Mısırlı tıp fakültesi öğrencileri neden başarısız?

South Valley ve Asyut Üniversitelerinin sonuçları “dolaylı dolandırıcılık” konusuna ışık tutuyor

Yıl sonu sınavları sırasında South Valley Üniversitesi'ndeki bir sınıfta öğrenciler (South Valley Üniversitesi'nin resmi sayfası)
Yıl sonu sınavları sırasında South Valley Üniversitesi'ndeki bir sınıfta öğrenciler (South Valley Üniversitesi'nin resmi sayfası)
TT

Mısırlı tıp fakültesi öğrencileri neden başarısız?

Yıl sonu sınavları sırasında South Valley Üniversitesi'ndeki bir sınıfta öğrenciler (South Valley Üniversitesi'nin resmi sayfası)
Yıl sonu sınavları sırasında South Valley Üniversitesi'ndeki bir sınıfta öğrenciler (South Valley Üniversitesi'nin resmi sayfası)

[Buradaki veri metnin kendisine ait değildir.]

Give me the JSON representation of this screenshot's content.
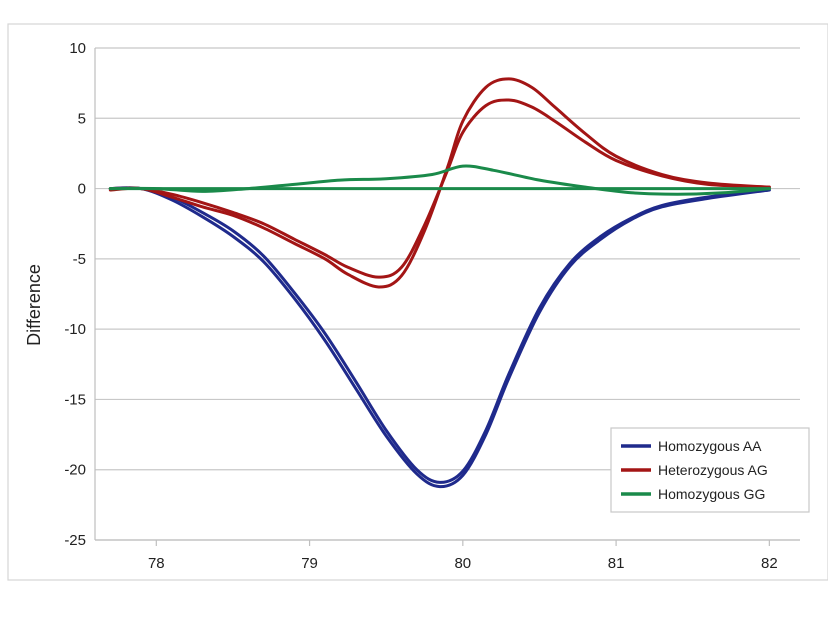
{
  "chart_data": {
    "type": "line",
    "title": "",
    "xlabel": "",
    "ylabel": "Difference",
    "xlim": [
      77.6,
      82.2
    ],
    "ylim": [
      -25,
      10
    ],
    "x_ticks": [
      78,
      79,
      80,
      81,
      82
    ],
    "y_ticks": [
      10,
      5,
      0,
      -5,
      -10,
      -15,
      -20,
      -25
    ],
    "grid": "horizontal",
    "legend_position": "bottom-right",
    "legend": [
      "Homozygous AA",
      "Heterozygous AG",
      "Homozygous GG"
    ],
    "series": [
      {
        "name": "Homozygous AA",
        "group": 0,
        "color": "#1f2a8c",
        "x": [
          77.7,
          77.9,
          78.1,
          78.3,
          78.5,
          78.7,
          78.9,
          79.1,
          79.3,
          79.5,
          79.7,
          79.85,
          80.0,
          80.15,
          80.3,
          80.5,
          80.7,
          80.9,
          81.1,
          81.3,
          81.6,
          82.0
        ],
        "y": [
          0,
          0,
          -0.8,
          -2.0,
          -3.4,
          -5.2,
          -7.8,
          -10.8,
          -14.2,
          -17.6,
          -20.3,
          -21.2,
          -20.4,
          -17.5,
          -13.5,
          -8.8,
          -5.5,
          -3.6,
          -2.2,
          -1.3,
          -0.7,
          -0.1
        ]
      },
      {
        "name": "",
        "group": 0,
        "color": "#1f2a8c",
        "x": [
          77.7,
          77.9,
          78.1,
          78.3,
          78.5,
          78.7,
          78.9,
          79.1,
          79.3,
          79.5,
          79.7,
          79.85,
          80.0,
          80.15,
          80.3,
          80.5,
          80.7,
          80.9,
          81.1,
          81.3,
          81.6,
          82.0
        ],
        "y": [
          0,
          0,
          -0.6,
          -1.7,
          -3.0,
          -4.8,
          -7.4,
          -10.3,
          -13.7,
          -17.2,
          -20.0,
          -20.9,
          -20.1,
          -17.2,
          -13.2,
          -8.5,
          -5.3,
          -3.4,
          -2.1,
          -1.2,
          -0.6,
          -0.1
        ]
      },
      {
        "name": "Heterozygous AG",
        "group": 1,
        "color": "#a31515",
        "x": [
          77.7,
          77.9,
          78.1,
          78.3,
          78.5,
          78.7,
          78.9,
          79.1,
          79.25,
          79.45,
          79.6,
          79.75,
          79.9,
          80.0,
          80.15,
          80.3,
          80.45,
          80.6,
          80.8,
          81.0,
          81.3,
          81.6,
          82.0
        ],
        "y": [
          -0.1,
          0,
          -0.6,
          -1.3,
          -1.9,
          -2.8,
          -3.9,
          -5.0,
          -6.1,
          -7.0,
          -6.2,
          -3.0,
          1.5,
          4.8,
          7.2,
          7.8,
          7.2,
          5.8,
          3.9,
          2.3,
          1.0,
          0.4,
          0.1
        ]
      },
      {
        "name": "",
        "group": 1,
        "color": "#a31515",
        "x": [
          77.7,
          77.9,
          78.1,
          78.3,
          78.5,
          78.7,
          78.9,
          79.1,
          79.25,
          79.45,
          79.6,
          79.75,
          79.9,
          80.0,
          80.15,
          80.3,
          80.45,
          80.6,
          80.8,
          81.0,
          81.3,
          81.6,
          82.0
        ],
        "y": [
          0,
          0,
          -0.4,
          -1.0,
          -1.7,
          -2.5,
          -3.6,
          -4.7,
          -5.6,
          -6.3,
          -5.6,
          -2.6,
          1.3,
          4.0,
          5.9,
          6.3,
          5.8,
          4.8,
          3.3,
          2.0,
          0.9,
          0.3,
          0.1
        ]
      },
      {
        "name": "Homozygous GG",
        "group": 2,
        "color": "#1a8a4a",
        "x": [
          77.7,
          78.0,
          78.3,
          78.6,
          78.9,
          79.2,
          79.5,
          79.8,
          80.0,
          80.2,
          80.5,
          80.8,
          81.1,
          81.4,
          81.7,
          82.0
        ],
        "y": [
          0,
          0,
          -0.2,
          0.0,
          0.3,
          0.6,
          0.7,
          1.0,
          1.6,
          1.3,
          0.6,
          0.1,
          -0.3,
          -0.4,
          -0.3,
          0
        ]
      },
      {
        "name": "",
        "group": 2,
        "color": "#1a8a4a",
        "x": [
          77.7,
          78.5,
          79.5,
          80.5,
          81.5,
          82.0
        ],
        "y": [
          0,
          0,
          0,
          0,
          0,
          0
        ]
      }
    ]
  }
}
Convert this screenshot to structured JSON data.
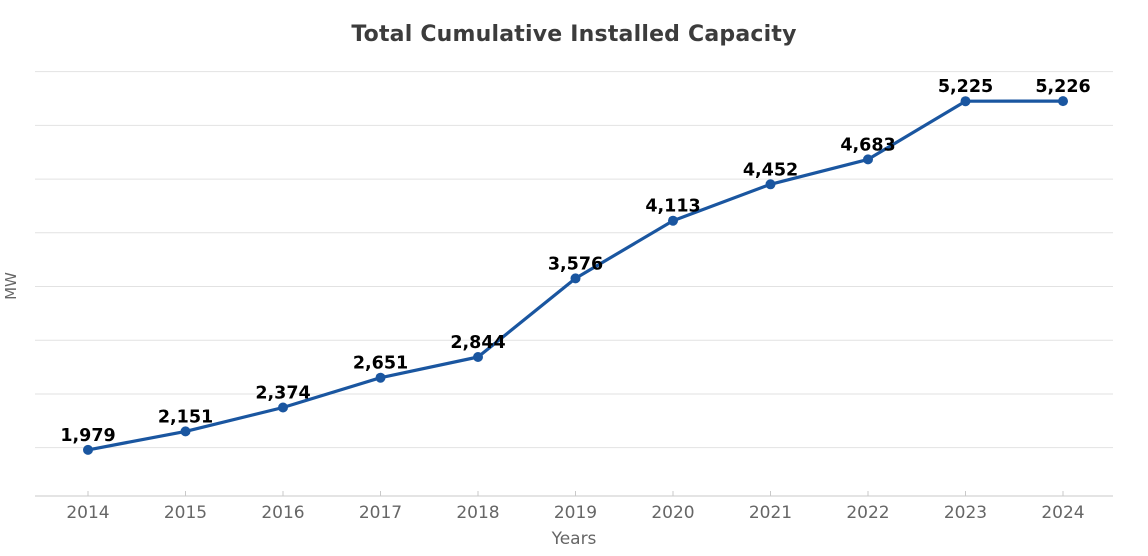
{
  "chart_data": {
    "type": "line",
    "title": "Total Cumulative Installed Capacity",
    "xlabel": "Years",
    "ylabel": "MW",
    "categories": [
      "2014",
      "2015",
      "2016",
      "2017",
      "2018",
      "2019",
      "2020",
      "2021",
      "2022",
      "2023",
      "2024"
    ],
    "series": [
      {
        "name": "Total Cumulative Installed Capacity",
        "values": [
          1979,
          2151,
          2374,
          2651,
          2844,
          3576,
          4113,
          4452,
          4683,
          5225,
          5226
        ],
        "data_labels": [
          "1,979",
          "2,151",
          "2,374",
          "2,651",
          "2,844",
          "3,576",
          "4,113",
          "4,452",
          "4,683",
          "5,225",
          "5,226"
        ]
      }
    ],
    "ylim": [
      1550,
      5590
    ],
    "gridline_values": [
      2000,
      2500,
      3000,
      3500,
      4000,
      4500,
      5000,
      5500
    ],
    "y_tick_labels_shown": false,
    "grid": true,
    "legend": "none",
    "colors": {
      "line": "#1a56a0",
      "marker": "#1a56a0",
      "grid": "#e2e2e2",
      "axis": "#c9c9c9",
      "data_label": "#000000",
      "tick_label": "#666666",
      "axis_title": "#666666",
      "title": "#3c3c3c",
      "background": "#ffffff"
    }
  }
}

Mısır’da bazı tıp fakültelerinde birinci sınıf öğrencilerinin başarısızlık oranının önemli ölçüde arttığını gösteren bu yılki sonuçların yayınlanmasının ardından Mısır kamuoyunda yeni bir tartışma patlak verdi. Sosyal paylaşım sitelerinin öncüleri, tıp fakültelerine kaydolmadan bir yıl önce lisede “başarılı” olan bu öğrencilerle orantısız olan bu sonuçlara odaklanırken, milletvekilleri ise hükümete, üniversite yetkililerinin “lise sınavlarında kopya çekmeye” bağladığı “yüksek başarısızlık oranlarının nedenlerini açıklama” çağrısında bulundu.

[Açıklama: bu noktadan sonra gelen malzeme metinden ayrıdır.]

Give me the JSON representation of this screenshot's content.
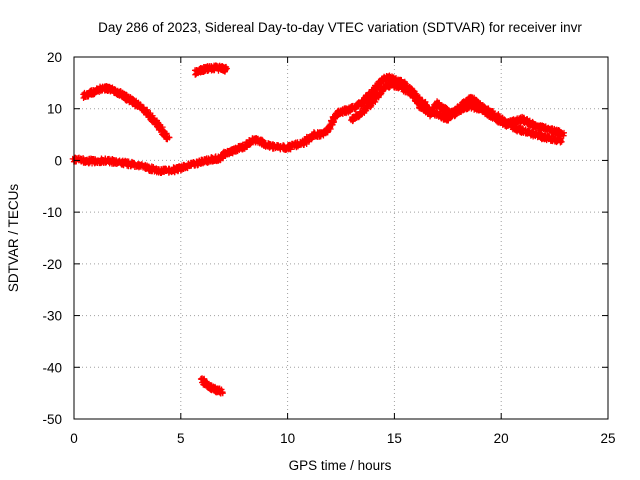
{
  "chart_data": {
    "type": "scatter",
    "title": "Day 286 of 2023, Sidereal Day-to-day VTEC variation (SDTVAR) for receiver invr",
    "xlabel": "GPS time / hours",
    "ylabel": "SDTVAR / TECUs",
    "xlim": [
      0,
      25
    ],
    "ylim": [
      -50,
      20
    ],
    "xticks": [
      0,
      5,
      10,
      15,
      20,
      25
    ],
    "yticks": [
      -50,
      -40,
      -30,
      -20,
      -10,
      0,
      10,
      20
    ],
    "grid": true,
    "marker": "plus",
    "color": "#ff0000",
    "series": [
      {
        "name": "main-track",
        "points": [
          [
            0.0,
            0.2
          ],
          [
            0.5,
            0.0
          ],
          [
            1.0,
            -0.2
          ],
          [
            1.5,
            0.0
          ],
          [
            2.0,
            -0.3
          ],
          [
            2.5,
            -0.6
          ],
          [
            3.0,
            -1.0
          ],
          [
            3.5,
            -1.5
          ],
          [
            4.0,
            -2.0
          ],
          [
            4.5,
            -2.0
          ],
          [
            5.0,
            -1.5
          ],
          [
            5.5,
            -0.8
          ],
          [
            6.0,
            -0.2
          ],
          [
            6.5,
            0.2
          ],
          [
            6.8,
            0.5
          ],
          [
            7.2,
            1.5
          ],
          [
            7.6,
            2.0
          ],
          [
            8.0,
            2.8
          ],
          [
            8.4,
            4.0
          ],
          [
            8.8,
            3.5
          ],
          [
            9.2,
            2.8
          ],
          [
            9.6,
            2.5
          ],
          [
            10.0,
            2.5
          ],
          [
            10.4,
            3.0
          ],
          [
            10.8,
            3.5
          ],
          [
            11.2,
            5.0
          ],
          [
            11.6,
            5.0
          ],
          [
            12.0,
            6.5
          ],
          [
            12.3,
            9.0
          ],
          [
            12.6,
            9.5
          ],
          [
            13.0,
            10.0
          ],
          [
            13.4,
            11.0
          ],
          [
            13.8,
            12.5
          ],
          [
            14.1,
            14.0
          ],
          [
            14.4,
            15.5
          ],
          [
            14.7,
            16.0
          ],
          [
            15.0,
            15.5
          ],
          [
            15.4,
            15.0
          ],
          [
            15.8,
            13.5
          ],
          [
            16.1,
            12.0
          ],
          [
            16.4,
            11.0
          ],
          [
            16.7,
            9.0
          ],
          [
            17.0,
            11.0
          ],
          [
            17.3,
            10.0
          ],
          [
            17.6,
            9.0
          ],
          [
            18.0,
            10.0
          ],
          [
            18.3,
            11.0
          ],
          [
            18.6,
            12.0
          ],
          [
            18.9,
            11.0
          ],
          [
            19.2,
            10.0
          ],
          [
            19.6,
            9.0
          ],
          [
            20.0,
            8.0
          ],
          [
            20.4,
            7.0
          ],
          [
            20.8,
            6.0
          ],
          [
            21.2,
            5.5
          ],
          [
            21.6,
            5.0
          ],
          [
            22.0,
            4.5
          ],
          [
            22.4,
            4.2
          ],
          [
            22.8,
            3.8
          ]
        ]
      },
      {
        "name": "parallel-track",
        "points": [
          [
            13.0,
            8.0
          ],
          [
            13.4,
            9.0
          ],
          [
            13.8,
            10.5
          ],
          [
            14.2,
            12.5
          ],
          [
            14.6,
            14.5
          ],
          [
            15.0,
            14.5
          ],
          [
            15.4,
            14.0
          ],
          [
            15.8,
            13.0
          ],
          [
            16.2,
            10.5
          ],
          [
            16.6,
            9.5
          ],
          [
            17.0,
            9.0
          ],
          [
            17.4,
            8.0
          ],
          [
            17.8,
            9.0
          ],
          [
            18.2,
            10.0
          ],
          [
            18.6,
            10.5
          ],
          [
            19.0,
            10.0
          ],
          [
            19.4,
            9.0
          ],
          [
            19.8,
            8.0
          ],
          [
            20.2,
            7.0
          ],
          [
            20.6,
            7.5
          ],
          [
            21.0,
            8.0
          ],
          [
            21.4,
            7.0
          ],
          [
            21.8,
            6.5
          ],
          [
            22.2,
            6.0
          ],
          [
            22.6,
            5.5
          ],
          [
            22.9,
            5.0
          ]
        ]
      },
      {
        "name": "arc-track",
        "points": [
          [
            0.5,
            12.5
          ],
          [
            0.8,
            13.0
          ],
          [
            1.1,
            13.5
          ],
          [
            1.4,
            14.0
          ],
          [
            1.7,
            13.8
          ],
          [
            2.0,
            13.2
          ],
          [
            2.3,
            12.5
          ],
          [
            2.6,
            11.8
          ],
          [
            2.9,
            11.0
          ],
          [
            3.2,
            10.0
          ],
          [
            3.5,
            9.0
          ],
          [
            3.8,
            7.5
          ],
          [
            4.1,
            6.0
          ],
          [
            4.4,
            4.0
          ]
        ]
      },
      {
        "name": "top-segment",
        "points": [
          [
            5.7,
            17.0
          ],
          [
            6.0,
            17.5
          ],
          [
            6.3,
            17.8
          ],
          [
            6.6,
            17.9
          ],
          [
            6.9,
            17.8
          ],
          [
            7.1,
            17.6
          ]
        ]
      },
      {
        "name": "bottom-segment",
        "points": [
          [
            6.0,
            -42.5
          ],
          [
            6.3,
            -43.5
          ],
          [
            6.6,
            -44.3
          ],
          [
            6.9,
            -44.8
          ]
        ]
      }
    ]
  }
}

South Valley Üniversitesi Rektörü Dr. Yusuf el-Garbâvî Çarşamba günü yerel medyaya yaptığı açıklamada bu sonuçları bir felaket olarak nitelendirdi. Bu başarısızlığın geçen yıl lise komitelerinde (toplu kopya) komiteleri olarak bilinen şeyden kaynaklandığını sözlerine ekleyen Dr. el-Garbâvî, tıp fakültelerinde okuyan bir öğrencinin bilmesi gereken en basit şeyin yabancı dile, sözlü ve yazılı olarak hakim olmak olduğunu, ancak üniversite sınavlarının öğrencinin bu konuda hiçbir şey bilmediğini açıkça ortaya koyduğunu vurguladı. Üniversite rektörü de bu sonuçlardan öğrenciyi sorumlu tutarak, üniversitenin başarılı eğitim çerçeveleri uyguladığını ve bunun kanıtının da önceki yıllarda yüzde 80'in altında olmayan, aksine yüzde 90'ı aşan başarı oranlarına ulaşılması olduğunu; öğrencinin başarısızlık nedeninin de kendisi olduğunu belirtti.

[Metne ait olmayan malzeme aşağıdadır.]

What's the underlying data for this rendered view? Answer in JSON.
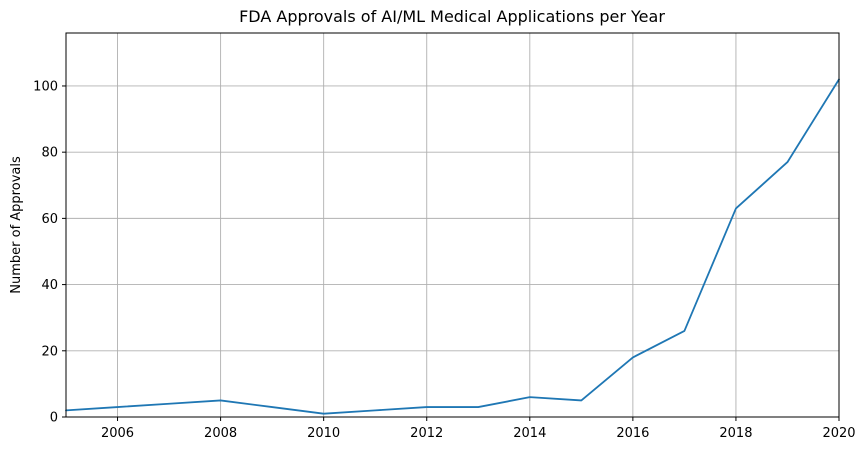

South Valley Üniversitesi olayından önce, Yukarı Mısır'daki Asyut Üniversitesi Tıp Fakültesi, öğrencilerinin yüzde 60'ından fazlasının birinci sınıfta başarısız olduğunu” açıkladı. Fakülte Dekanı Dr. Alaa Atiyye şu açıklamayı yaptı: “İçinde bulunduğumuz akademik yılın birinci sınıfına kayıtlı toplam bin 200 öğrenciden 625'i başarısız oldu” diyen Atiyye, “Tıp Fakültesi'nde ilk kez başarısızlık oranının yükseldiğini” vurgulayarak, fakültedeki diğer programların sonuçlarının her yıl olduğu gibi bu yıl da normal olduğunu açıkladı. Lise sınavlarında kopya konusuyla ilgili iki olayın gündeme gelmesiyle birlikte Mısır Parlamentosu üyeleri de kriz hattına girdi. Mısır Temsilciler Meclisi üyesi Semire el-Cezzâr, Salı akşamı parlamentoda düzenlediği basın toplantısında Mısır Başbakanı ve Yüksek Öğretim Bakanı'ndan yüksek başarısızlık oranlarının nedenlerini açıklamalarını talep etti ve sonuçları eşi benzeri görülmemiş bir eğitim sorunu olarak nitelendirdi.

Şarku’l Avsat’a konuşan Temsilciler Meclisi üyesi Milletvekili Ahmed Kura, birkaç gün önce yaptığı bir başka bilgilendirme talebinde, başarısızlık sonuçlarını “tehlikeli bir emsal teşkil ediyor ve hem devlet hem de hükümet için dikkatlerini bu tür şok edici sonuçlara yol açan nedenlere ve faktörlere yöneltmeleri için bir uyandırma çağrısı” olarak nitelendirdi ve bu bağlamda “lise sınavlarında kopya çekmenin kolaylaştırılmasına” işaret etti.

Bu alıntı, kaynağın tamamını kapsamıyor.